Missbrauchsfälle: Ein Tag des Gedenkens und der Verantwortung
Mario Galgano - Vatikanstadt
Thibault Verny, Erzbischof von Chambéry und Mitglied der vatikanischen Kommission für den Schutz von Minderjährigen, betonte in einem Interview mit Radio Vatikan die umfassende Relevanz dieses Themas für die Kirche und die Gesellschaft. „Diese Dramen, diese Sorge um den Schutz der Kinder und aller Menschen in der Kirche, betrifft die ganze Kirche“, erklärte Verny. Er hob hervor, dass die Kirche nicht isoliert von der Gesellschaft agiere und betonte die Bedeutung einer offenen Auseinandersetzung mit der Vergangenheit sowie die Verpflichtung, Maßnahmen zu ergreifen, um zukünftigen Missbrauch zu verhindern.
Laurent Delvolve, ein französischer Rechtsanwalt, der mit der Französischen Bischofskonferenz zusammenarbeitet, sprach im selben Interview über die Notwendigkeit, auch schutzbedürftige Erwachsene besser zu schützen. Dabei verwies er auf bestehende Regelungen wie das vatikanische Dokument „Vos estis lux mundi“, das den Schutz von Erwachsenen bereits vorsieht, während dies jedoch noch nicht in das Kirchenrecht aufgenommen wurde. Delvolve lobte die Fortschritte in Frankreich, wo eine enge Zusammenarbeit zwischen Kirche und Justiz erreicht wurde. Diese „kulturelle Revolution“ habe es ermöglicht, gemeinsame Protokolle einzuführen, die sowohl den Opfern als auch den Beschuldigten gerecht würden. Dennoch warnte er vor der Übertragbarkeit solcher Ansätze auf andere Länder, da kulturelle Unterschiede teils erhebliche Hürden darstellen könnten.
Alarmierende Zahlen
Die Zahlen sexuellen Kindesmissbrauchs seien alarmierend: Allein in Deutschland wurden im vergangenen Jahr über 12.000 Fälle angezeigt – mehr als 30 pro Tag. Der Unabhängige Beauftragte für Fragen des sexuellen Kindesmissbrauchs, Johannes-Wilhelm Rörig, wies darauf hin, dass das Dunkelfeld weitaus größer sei. Statistisch gesehen seien in jeder Schulklasse ein bis zwei Kinder von sexueller Gewalt betroffen. Rörig betonte die Bedeutung präventiver Erziehungsansätze, um Kinder zu stärken und Missbrauch vorzubeugen.
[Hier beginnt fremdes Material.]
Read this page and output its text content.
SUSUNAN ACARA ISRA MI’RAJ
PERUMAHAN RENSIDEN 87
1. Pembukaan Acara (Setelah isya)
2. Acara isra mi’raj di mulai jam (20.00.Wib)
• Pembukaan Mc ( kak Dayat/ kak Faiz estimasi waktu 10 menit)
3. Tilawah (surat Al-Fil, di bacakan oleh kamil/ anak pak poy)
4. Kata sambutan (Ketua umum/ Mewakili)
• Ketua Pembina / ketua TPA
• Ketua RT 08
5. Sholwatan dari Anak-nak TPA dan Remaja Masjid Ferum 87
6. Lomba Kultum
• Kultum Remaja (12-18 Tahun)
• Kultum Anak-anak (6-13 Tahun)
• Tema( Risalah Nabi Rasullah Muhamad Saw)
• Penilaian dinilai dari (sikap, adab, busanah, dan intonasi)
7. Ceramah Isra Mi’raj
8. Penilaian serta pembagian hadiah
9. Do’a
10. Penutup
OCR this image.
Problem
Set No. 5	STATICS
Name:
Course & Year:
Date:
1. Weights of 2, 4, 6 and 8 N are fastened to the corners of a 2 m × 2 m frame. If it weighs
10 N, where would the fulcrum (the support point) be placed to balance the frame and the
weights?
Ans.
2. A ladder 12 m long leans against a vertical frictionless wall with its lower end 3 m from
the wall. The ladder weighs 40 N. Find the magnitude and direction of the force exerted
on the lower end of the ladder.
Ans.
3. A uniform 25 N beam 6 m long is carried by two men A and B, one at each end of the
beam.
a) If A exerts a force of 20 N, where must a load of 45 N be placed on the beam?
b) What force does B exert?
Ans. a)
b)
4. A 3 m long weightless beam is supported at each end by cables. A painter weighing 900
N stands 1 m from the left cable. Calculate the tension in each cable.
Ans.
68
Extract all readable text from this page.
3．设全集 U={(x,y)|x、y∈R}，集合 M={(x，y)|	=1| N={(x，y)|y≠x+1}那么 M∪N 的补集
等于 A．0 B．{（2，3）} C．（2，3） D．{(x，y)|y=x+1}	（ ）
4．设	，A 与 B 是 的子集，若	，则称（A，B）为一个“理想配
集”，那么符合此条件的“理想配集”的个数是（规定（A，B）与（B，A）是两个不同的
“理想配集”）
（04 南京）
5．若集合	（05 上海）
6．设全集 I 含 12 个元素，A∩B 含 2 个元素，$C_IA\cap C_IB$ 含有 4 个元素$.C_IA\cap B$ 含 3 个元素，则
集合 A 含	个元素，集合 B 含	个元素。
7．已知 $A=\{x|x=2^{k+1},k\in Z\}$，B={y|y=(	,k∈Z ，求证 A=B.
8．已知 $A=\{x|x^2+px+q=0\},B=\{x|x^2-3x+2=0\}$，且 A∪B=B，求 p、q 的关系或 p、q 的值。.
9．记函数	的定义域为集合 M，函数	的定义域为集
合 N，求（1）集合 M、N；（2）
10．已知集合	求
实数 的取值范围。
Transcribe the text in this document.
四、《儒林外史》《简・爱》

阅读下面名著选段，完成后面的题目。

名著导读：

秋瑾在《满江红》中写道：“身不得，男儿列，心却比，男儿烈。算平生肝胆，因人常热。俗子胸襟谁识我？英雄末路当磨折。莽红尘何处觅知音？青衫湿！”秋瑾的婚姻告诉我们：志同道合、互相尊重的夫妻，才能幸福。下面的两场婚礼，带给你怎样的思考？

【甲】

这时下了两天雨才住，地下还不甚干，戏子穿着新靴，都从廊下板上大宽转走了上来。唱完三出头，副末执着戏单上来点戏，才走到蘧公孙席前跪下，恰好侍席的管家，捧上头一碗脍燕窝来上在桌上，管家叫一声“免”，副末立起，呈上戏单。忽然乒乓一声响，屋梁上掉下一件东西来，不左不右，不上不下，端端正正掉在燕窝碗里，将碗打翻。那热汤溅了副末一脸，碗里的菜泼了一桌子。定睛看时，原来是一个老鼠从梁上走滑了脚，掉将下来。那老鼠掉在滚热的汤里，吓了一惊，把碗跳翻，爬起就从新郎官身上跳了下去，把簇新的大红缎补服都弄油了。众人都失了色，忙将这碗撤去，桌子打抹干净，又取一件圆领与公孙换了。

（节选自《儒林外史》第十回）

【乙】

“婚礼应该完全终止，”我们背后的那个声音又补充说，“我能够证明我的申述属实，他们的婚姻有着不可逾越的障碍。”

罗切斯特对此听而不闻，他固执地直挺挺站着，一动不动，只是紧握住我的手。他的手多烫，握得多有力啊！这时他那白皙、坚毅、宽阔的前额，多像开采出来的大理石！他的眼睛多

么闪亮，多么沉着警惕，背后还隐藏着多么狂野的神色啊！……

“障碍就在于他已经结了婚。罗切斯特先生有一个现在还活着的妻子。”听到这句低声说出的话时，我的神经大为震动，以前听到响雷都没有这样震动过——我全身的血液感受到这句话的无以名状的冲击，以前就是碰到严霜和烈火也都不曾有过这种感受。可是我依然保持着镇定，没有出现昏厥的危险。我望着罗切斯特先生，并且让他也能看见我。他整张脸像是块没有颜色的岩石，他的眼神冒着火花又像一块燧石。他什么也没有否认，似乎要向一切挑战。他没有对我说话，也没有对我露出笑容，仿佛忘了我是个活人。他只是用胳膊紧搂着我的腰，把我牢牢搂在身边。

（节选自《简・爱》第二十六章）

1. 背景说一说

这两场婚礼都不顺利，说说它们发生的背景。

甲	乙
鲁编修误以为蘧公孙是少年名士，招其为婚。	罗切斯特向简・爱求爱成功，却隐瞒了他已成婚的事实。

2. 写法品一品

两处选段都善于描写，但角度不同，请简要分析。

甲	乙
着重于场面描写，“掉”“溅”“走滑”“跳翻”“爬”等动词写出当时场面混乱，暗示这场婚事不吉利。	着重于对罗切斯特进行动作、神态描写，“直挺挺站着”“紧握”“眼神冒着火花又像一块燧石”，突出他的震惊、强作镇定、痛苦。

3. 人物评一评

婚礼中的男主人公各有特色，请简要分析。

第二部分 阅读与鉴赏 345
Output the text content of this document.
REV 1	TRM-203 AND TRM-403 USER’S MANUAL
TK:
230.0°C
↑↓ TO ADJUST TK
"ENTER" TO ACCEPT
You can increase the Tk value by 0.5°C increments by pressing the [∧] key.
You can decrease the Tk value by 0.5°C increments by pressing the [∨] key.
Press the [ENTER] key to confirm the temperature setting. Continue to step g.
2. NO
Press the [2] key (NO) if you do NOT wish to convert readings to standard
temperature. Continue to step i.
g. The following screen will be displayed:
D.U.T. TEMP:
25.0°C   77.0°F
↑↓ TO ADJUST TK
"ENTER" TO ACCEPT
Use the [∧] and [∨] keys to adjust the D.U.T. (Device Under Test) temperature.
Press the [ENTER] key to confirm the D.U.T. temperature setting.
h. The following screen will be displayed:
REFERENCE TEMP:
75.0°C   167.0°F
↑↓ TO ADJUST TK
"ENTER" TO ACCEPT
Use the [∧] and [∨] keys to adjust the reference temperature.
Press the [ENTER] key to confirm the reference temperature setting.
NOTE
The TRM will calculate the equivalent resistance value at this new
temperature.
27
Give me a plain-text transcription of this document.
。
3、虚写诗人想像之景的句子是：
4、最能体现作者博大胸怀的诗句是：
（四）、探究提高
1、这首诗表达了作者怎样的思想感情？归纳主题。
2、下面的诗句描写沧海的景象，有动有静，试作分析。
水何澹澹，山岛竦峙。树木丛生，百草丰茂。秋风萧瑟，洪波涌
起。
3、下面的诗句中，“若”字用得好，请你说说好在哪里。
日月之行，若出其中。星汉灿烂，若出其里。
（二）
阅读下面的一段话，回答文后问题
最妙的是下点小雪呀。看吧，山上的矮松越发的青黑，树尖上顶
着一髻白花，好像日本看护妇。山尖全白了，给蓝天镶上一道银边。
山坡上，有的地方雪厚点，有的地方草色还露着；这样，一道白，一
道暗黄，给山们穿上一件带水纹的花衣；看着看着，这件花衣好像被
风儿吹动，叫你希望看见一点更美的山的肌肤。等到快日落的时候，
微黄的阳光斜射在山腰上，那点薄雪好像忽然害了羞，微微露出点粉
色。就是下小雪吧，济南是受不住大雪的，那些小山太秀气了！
Papst Franziskus rief beim Angelusgebet am Sonntag auf dem Petersplatz dazu auf, für die Opfer und Überlebenden sexueller Gewalt zu beten. „Jeder Missbrauch ist ein Verrat am Vertrauen, ein Verrat am Leben!“, sagte der Papst. Er erinnerte daran, dass Gebet „unverzichtbar“ sei, um das Vertrauen wiederherzustellen, und schloss sich damit dem Anliegen der italienischen Kirche an, die einen eigenen Gebetstag für die Opfer begeht.
Die katholische Kirche in Deutschland lädt ebenfalls zu Gedenkgottesdiensten ein, um an die Leiden der Betroffenen zu erinnern. Der Europäische Tag zum Schutz von Kindern vor sexueller Gewalt soll nicht nur das Bewusstsein schärfen, sondern auch einen Dialog anstoßen, der langfristig zu einer sichereren Umgebung für Kinder und Schutzbedürftige beiträgt. Die Verantwortung, Kinder zu schützen, liege in den Händen aller – der Kirche, der Gesellschaft und jedes Einzelnen.